Decoding these mysteries is a skill they didn't teach in school, and frankly, I’m not sure if I ever want to learn.

Even when you do hit it off with someone you like, there's still the endless loop of overthinking—which yes, has always existed in both romantic and non-romantic situations, but it feels even more heightened now. 

Did I say something weird? Should I have shared that thing about my ex? Did I laugh too loudly? Am I wearing too much perfume? Should I have slept with them so soon? Am I even a good kisser?

Suddenly, every interaction turns into a self-audit, and you're left wondering if you're just better off solo. But in this—what feels like—endless spiral, there’s always a strange crack in the clouds that comes about ever-so-often as a reminder of sorts. Yes, it feels like we’re at the end of days, but this time, at this age, has historically always been a fucking shit show. 

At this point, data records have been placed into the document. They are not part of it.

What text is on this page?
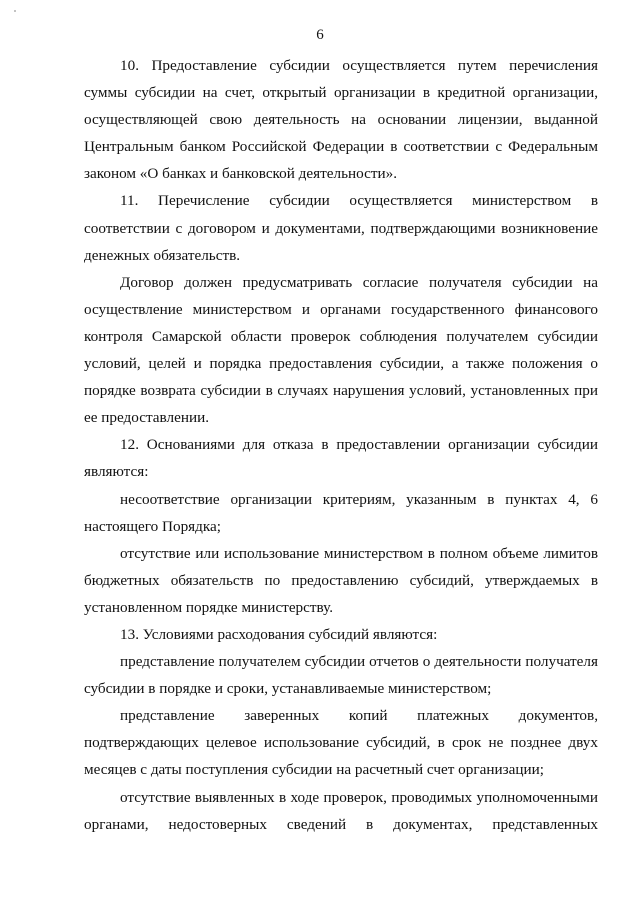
6

10. Предоставление субсидии осуществляется путем перечисления суммы субсидии на счет, открытый организации в кредитной организации, осуществляющей свою деятельность на основании лицензии, выданной Центральным банком Российской Федерации в соответствии с Федеральным законом «О банках и банковской деятельности».

11. Перечисление субсидии осуществляется министерством в соответствии с договором и документами, подтверждающими возникновение денежных обязательств.

Договор должен предусматривать согласие получателя субсидии на осуществление министерством и органами государственного финансового контроля Самарской области проверок соблюдения получателем субсидии условий, целей и порядка предоставления субсидии, а также положения о порядке возврата субсидии в случаях нарушения условий, установленных при ее предоставлении.

12. Основаниями для отказа в предоставлении организации субсидии являются:

несоответствие организации критериям, указанным в пунктах 4, 6 настоящего Порядка;

отсутствие или использование министерством в полном объеме лимитов бюджетных обязательств по предоставлению субсидий, утверждаемых в установленном порядке министерству.

13. Условиями расходования субсидий являются:

представление получателем субсидии отчетов о деятельности получателя субсидии в порядке и сроки, устанавливаемые министерством;

представление заверенных копий платежных документов, подтверждающих целевое использование субсидий, в срок не позднее двух месяцев с даты поступления субсидии на расчетный счет организации;

отсутствие выявленных в ходе проверок, проводимых уполномоченными органами, недостоверных сведений в документах, представленных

No one really knows where they’ll be a year from now, there’s that couple you have no clue how they’re keeping themselves alive who just got engaged, and you just ate grapes and popcorn for dinner, bon appetite!

If you talk to a parent or anyone, like, 5ish years older than you, you’ll hear them say something along the lines of:

Welcome to the era of self-discovery!!!! 

But I’ve never fully understood what this meant, because hasn’t every moment, every year, every day, been a time of self-discovery? 

When I was 8 I realized I hated beets, at 16 I discovered my love for punk, and at 22 I came to terms with the fact that I’m waaaaay more sensitive than I let on. Though I guess, I’m still…discovering.

If you’re in this same boat, use this time to get up close and personal with the true meaning of being alone, explore your preferences, and realize that every fuck up or awkward encounter becomes a story that you’ll eventually get to share with some other 20-something as a sprinkle of wisdom a decade down the line.

Though there probably won’t be a fairy-tale ending or a miraculous "aha!" moment during this time, so allow this to serve as a collective nod that none of us really have it all figured out, and chances are, things will likely fall into place eventually. Right?